The retired Navy Seal who says he shot al-Qaeda mastermind Osama bin Laden in the forehead has publicly identified himself amid a debate among the special operations community about breaking silence about their secret missions.

Robert O’Neill, 38, told The Washington Post that he fired the two shots that killed bin Laden.

He first recounted the story to Esquire Magazine last February, which identified him only as “the shooter”.

One current and one former Seal has confirmed that O’Neill was long known to have fired the shots that killed the leader of the international terror group responsible for the September 11, 2001 attacks.

O’Neill told the Post that shots were also fired by two other Seal team members, including Matt Bissonnette, who described the raid somewhat differently in his book, No Easy Day.

His lawyer said Bissonnette was under federal criminal investigation over whether he disclosed classified information in the book, which he did not vet with the military.

In the Esquire piece, O’Neill makes no mention of Mr Bissonnette shooting bin Laden.

O’Neill discussed his role in the raid during a private meeting with relatives of victims of the 9/11 attack on New York’s World Trade Centre before the recent opening of the National September 11 Memorial Museum.

He donated the shirt he was wearing in the operation, which is now on display there.

A critical tenant of our ethos is, ‘I do not advertise the nature of my work, nor seek recognition for my actions

He is due to be featured in lengthy segments next week on Fox News and told the Post he decided to go public because he feared his identity was going to be leaked by others. Indeed, his name was published on Monday by SOFREP, a website operated by former special operations troopers.

The actions of both O’Neill and Bissonnette have drawn scorn from some of their colleagues.

In an October 31 open letter, Rear Admiral Brian Losey, who commands the Naval Special Warfare Group, and Force Master Chief Michael Magaraci, the top non-commissioned officer of the group, urged Seals to lower their public profile in comments widely perceived as being aimed at O’Neill and Bissonnette.

“At Naval Special Warfare’s core is the Seal ethos,” the letter says. “A critical tenant of our ethos is, ‘I do not advertise the nature of my work, nor seek recognition for my actions’.”

The letter added: “We do not abide wilful or selfish disregard for our core values in return for public notoriety or financial gain.”

Debra Burlingame, whose brother Charles was the pilot of the hijacked plane that crashed into the Pentagon, attended the 9/11 museum ceremony.

She said O’Neill, whose name was not divulged at the event, offered the families clarity on conflicting information they had received about the raid.

She said she did not have an opinion about whether Seals should disclose information about their deeds.

“Whatever that [Seals’] ethos is, is between the Seals,” she said.

“The 9/11 families are the beneficiaries of any rules he might have broken or whatever lines he might have crossed.

“He went through the mission in really a great detail. All that information was very helpful to me because this is a figure in a terror organisation that has loomed large in our lives.”

Rick Woolard, a former Seal team commander who previously urged his comrades to avoid discussing recent operations, said active-duty Seals were “pretty much very disappointed and I’d have to say angry with guys who have used their deeds and those of their companions for personal gain”.
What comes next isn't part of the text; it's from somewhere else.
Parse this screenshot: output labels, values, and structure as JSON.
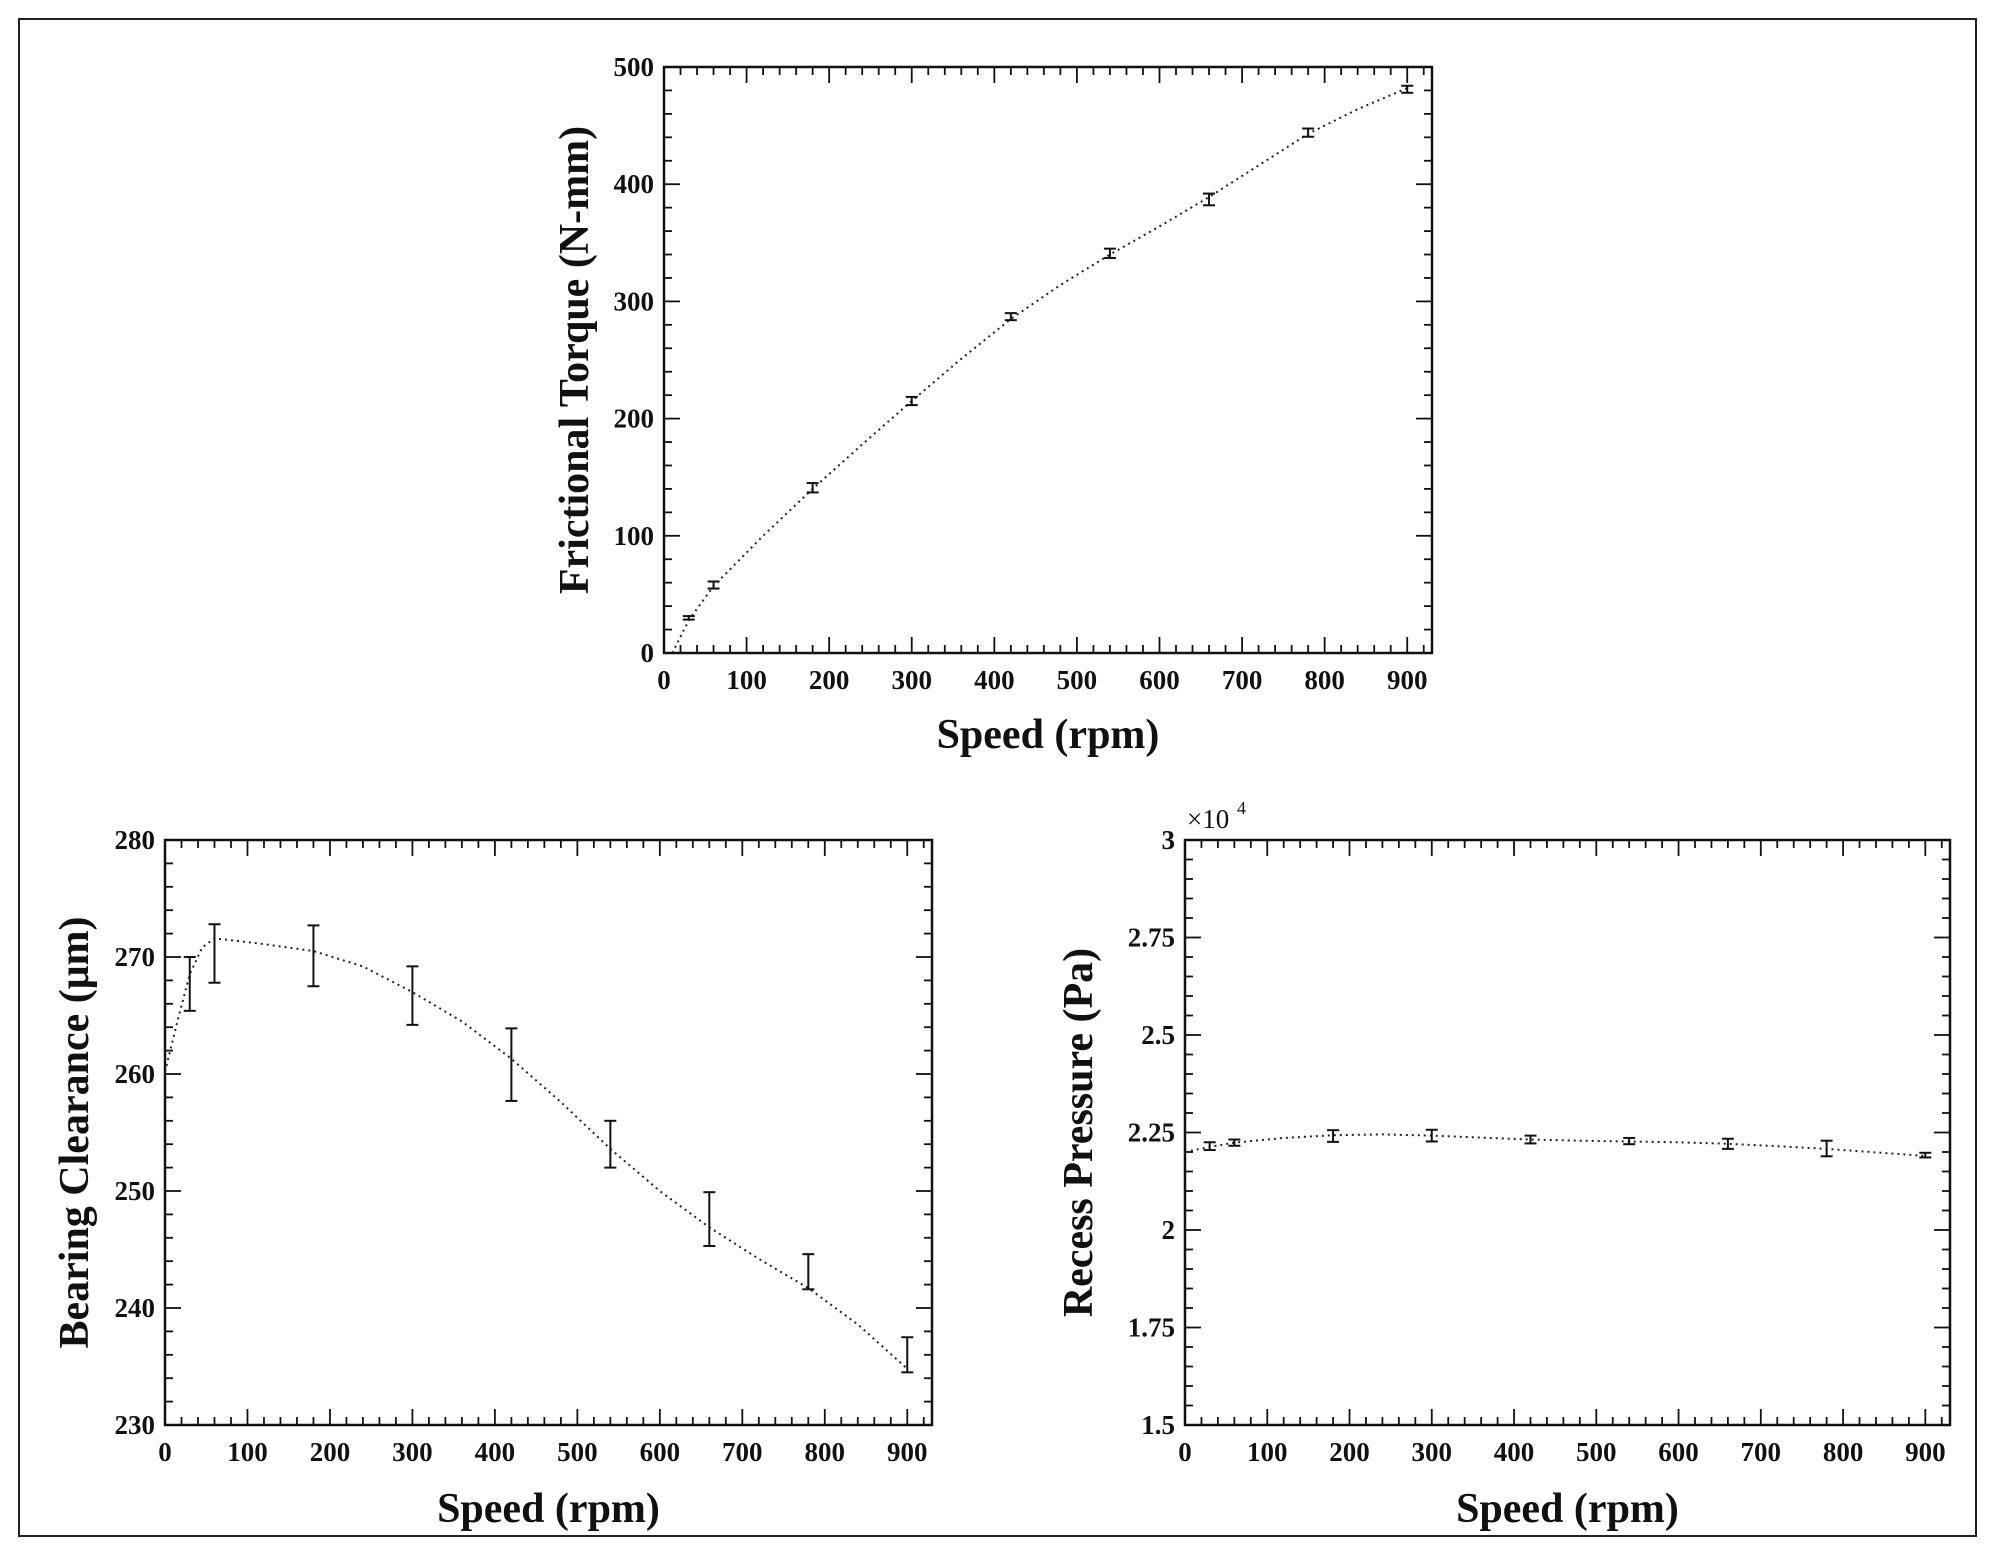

No Easy Day was published in 2012 under the pseudonym Mark Owen. Bissonnette recounted on 60 Minutes that he sent a text to the commander of Seal Team Six after its publication. He said the commander replied: “Delete me.”

At the same time, Woolard said there was frustration among some special operations soldiers that senior government officials left office and wrote memoirs revealing and profiting from actions involving troops sworn to secrecy.

But one active-duty Seal officer, who declined to be named said some Seals had grown accustomed to some of their members seeking to profit from their connections to the elite group upon retirement.

Senior Pentagon and CIA officials cooperated extensively with the makers of Zero Dark Thirty, a film that depicted both the CIA’s years-long hunt for bin Laden and the Seals’ raid that killed him in Pakistan.

In the Esquire piece, O’Neill said he was one of two Seals who went up to the third floor of the building where bin Laden was hiding.

The first man fired two shots at bin Laden as he peeked out of the bedroom, but O’Neill said those shots missed.

The man then tackled two women in the hallway outside bin Laden’s bedroom.

O’Neill said he went into the bedroom and “there was bin Laden standing there. He had his hands on a woman’s shoulders, pushing her ahead, not exactly toward me but by me, in the direction of the hallway commotion. It was his youngest wife, Amal”.

He added: “In that second, I shot him two times in the forehead. Bap! Bap! The second time as he’s going down. He crumpled onto the floor in front of his bed and I hit him again. Bap! Same place. ... He was dead.”